Asimismo, el concejal destacó que el bloque de esta fuerza advirtió una irregularidad, cuestión por la cual se comunicaron con el intendente para advertirlo de la misma. “Lo que observamos en ese momento es que no había ninguna voluntad de cambiar nada y que sabían que se estaba violando la norma”, destacó.
Respuesta
Luego Fernández dijo: “De haber tenido en cuenta nuestra observación y querido subsanar la cuestión, podría haber manifestado el viernes la voluntad de suspender la subasta, hecho que no ocurrió sino luego, o en simultáneo, de la conferencia de prensa y presentación judicial”.
También el edil le contestó a Carabelli, quien según Fernández “mediante la habitual estrategia del ninguneo” descalificó a la presentación diciendo que la misma “no tiene mucho sentido y que no varía en nada que se haga de otra forma”. “Creo, por el contrario, que la misma tiene mucho sentido y que hay significativas diferencias entre una licitación y una subasta pública”, aseguró, y destacó: “Si alguien pensó que era mejor hacerlo por subasta podría haber realizado un habitual veto. Si no se advirtió en ese momento, tuvo 10 meses para pensarlo y darle instrucciones a sus concejales para hacer algo distinto”.
Cuestionamientos
Mientras que, en respuesta al Ejecutivo, el concejal radical dijo que “es falso que la UCR no aprobó la ordenanza en cuestión”, y sugirió “buscar información antes de opinar a menos que deliberadamente se quiera mentir”.
También se cuestiona el hecho del “momento” o de la “oportunidad” de la presentación, y así el edil también respondió. “Llama la atención este argumento. En primer lugar es necesario aclarar que un supuesto básico es que los funcionarios cumplen las ordenanzas, no que las violan. En segundo lugar, parecería que sólo los concejales de la UCR advirtieron la situación de incumplimiento, lo que me lleva a pensar que quizás para otros funcionarios es natural. Ahora resulta que quienes ejercen el control son culpables y tienen que dar explicaciones, mientras los que incumplen las normas se transforman en fiscales, que paradoja”, acentuó, y siguió cargando sobre Carabelli, destacando: “Un alto funcionario municipal dice por ahí que esto fue una puesta en escena de la UCR por un tema liviano y que en lo personal le había parecido grotesco y ridículo. Agregaba que se debía terminar con estas cosas que olían a tufillo político y pensar en la gente. A mi parece que es grotesco y ridículo hacer un acto administrativo a sabiendas de que se violaba una ordenanza. Si le parece a algún funcionario que hay que cambiar la ordenanza, que remita un proyecto de ordenanza para que se trate en el HCD, que es donde se deciden estas cuestiones.
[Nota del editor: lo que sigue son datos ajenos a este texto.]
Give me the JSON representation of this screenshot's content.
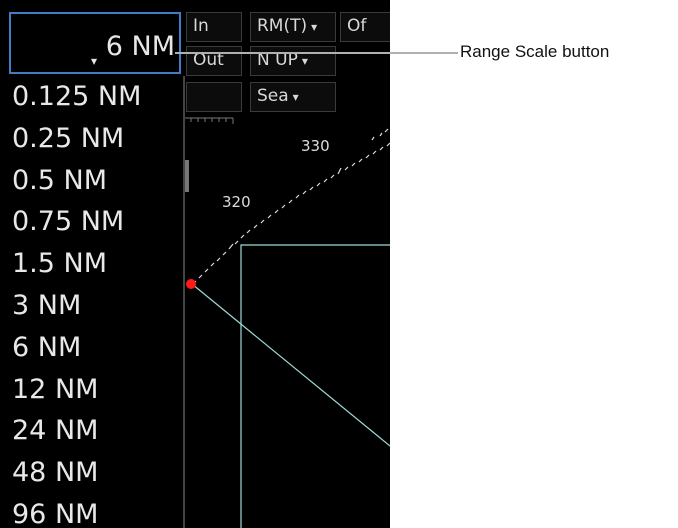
{
  "header": {
    "range_value": "6 NM",
    "btn_in": "In",
    "btn_out": "Out",
    "btn_motion": "RM(T)",
    "btn_orientation": "N UP",
    "btn_off": "Of",
    "btn_sea": "Sea"
  },
  "range_options": [
    "0.125 NM",
    "0.25 NM",
    "0.5 NM",
    "0.75 NM",
    "1.5 NM",
    "3 NM",
    "6 NM",
    "12 NM",
    "24 NM",
    "48 NM",
    "96 NM"
  ],
  "bearing_labels": {
    "b320": "320",
    "b330": "330"
  },
  "callout": {
    "label": "Range Scale button"
  },
  "colors": {
    "highlight_border": "#3f7dc4",
    "own_ship": "#ff1a1a",
    "line": "#9fd8d8"
  }
}
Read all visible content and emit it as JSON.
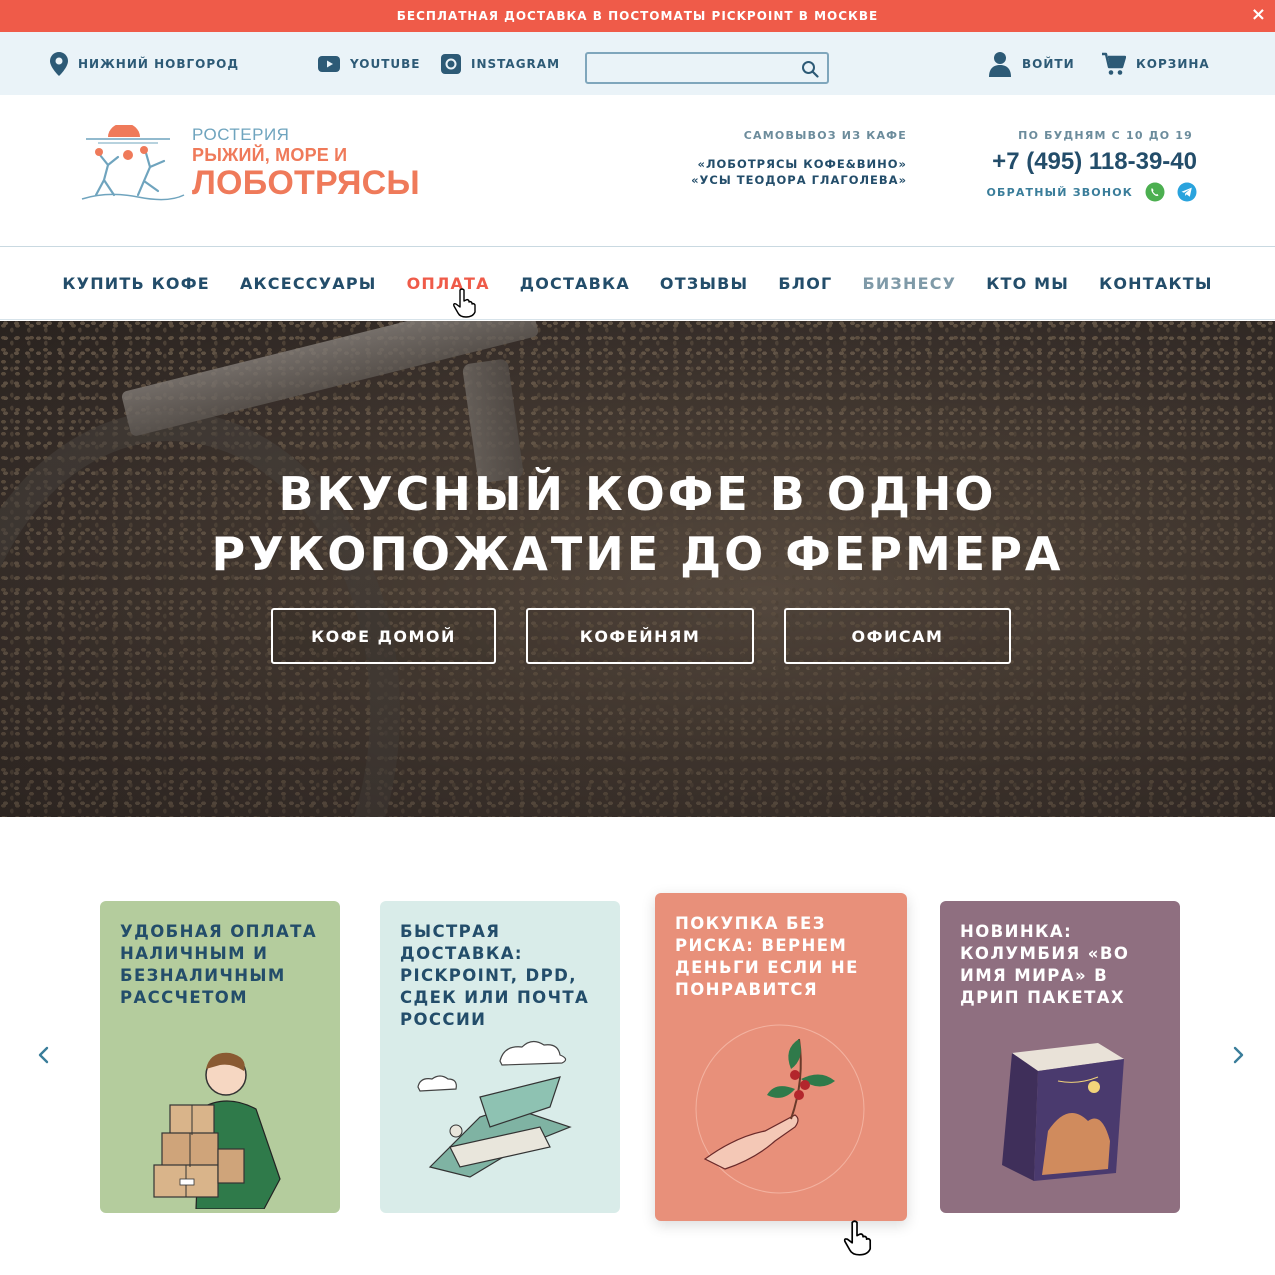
{
  "promo": {
    "text": "БЕСПЛАТНАЯ ДОСТАВКА В ПОСТОМАТЫ PICKPOINT В МОСКВЕ",
    "close": "×"
  },
  "topbar": {
    "city": "НИЖНИЙ НОВГОРОД",
    "youtube": "YOUTUBE",
    "instagram": "INSTAGRAM",
    "search_value": "",
    "login": "ВОЙТИ",
    "cart": "КОРЗИНА"
  },
  "header": {
    "logo_line1": "РОСТЕРИЯ",
    "logo_line2": "РЫЖИЙ, МОРЕ И",
    "logo_line3": "ЛОБОТРЯСЫ",
    "pickup_label": "САМОВЫВОЗ ИЗ КАФЕ",
    "cafe1": "«ЛОБОТРЯСЫ КОФЕ&ВИНО»",
    "cafe2": "«УСЫ ТЕОДОРА ГЛАГОЛЕВА»",
    "hours": "ПО БУДНЯМ С 10 ДО 19",
    "phone": "+7 (495) 118-39-40",
    "callback": "ОБРАТНЫЙ ЗВОНОК"
  },
  "nav": [
    "КУПИТЬ КОФЕ",
    "АКСЕССУАРЫ",
    "ОПЛАТА",
    "ДОСТАВКА",
    "ОТЗЫВЫ",
    "БЛОГ",
    "БИЗНЕСУ",
    "КТО МЫ",
    "КОНТАКТЫ"
  ],
  "hero": {
    "title_line1": "ВКУСНЫЙ КОФЕ В ОДНО",
    "title_line2": "РУКОПОЖАТИЕ ДО ФЕРМЕРА",
    "buttons": [
      "КОФЕ ДОМОЙ",
      "КОФЕЙНЯМ",
      "ОФИСАМ"
    ]
  },
  "cards": [
    {
      "title": "Удобная оплата наличным и безналичным рассчетом",
      "bg": "#b4cc9d",
      "fg": "#234d6a"
    },
    {
      "title": "Быстрая доставка: PickPoint, DPD, СДЕК или Почта России",
      "bg": "#d9ece9",
      "fg": "#234d6a"
    },
    {
      "title": "Покупка без риска: вернем деньги если не понравится",
      "bg": "#e8907a",
      "fg": "#ffffff"
    },
    {
      "title": "Новинка: Колумбия «Во имя мира» в дрип пакетах",
      "bg": "#8f6f80",
      "fg": "#ffffff"
    }
  ],
  "colors": {
    "accent": "#ef5b49",
    "primary": "#234d6a",
    "topbar_bg": "#eaf3f8"
  },
  "icons": [
    "location-pin-icon",
    "youtube-icon",
    "instagram-icon",
    "search-icon",
    "user-icon",
    "cart-icon",
    "whatsapp-icon",
    "telegram-icon",
    "chevron-left-icon",
    "chevron-right-icon",
    "hand-cursor-icon"
  ]
}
También creo que se debe terminar con otras cosas, como por ejemplo llevarse a todo el mundo por delante, y sobre el tufillo político sugiero oler bien de cerca, porque esto de andar mezclando la política partidaria y los alineamientos personales rompiendo ese famoso latiguillo del supuesto beneficio Nación-Provincia-Municipio, (es una) forma descarnada de aceptación de sometimiento a que nos tiene acostumbrado el poder central, y que se supo vender como fortaleza para alguna elección”.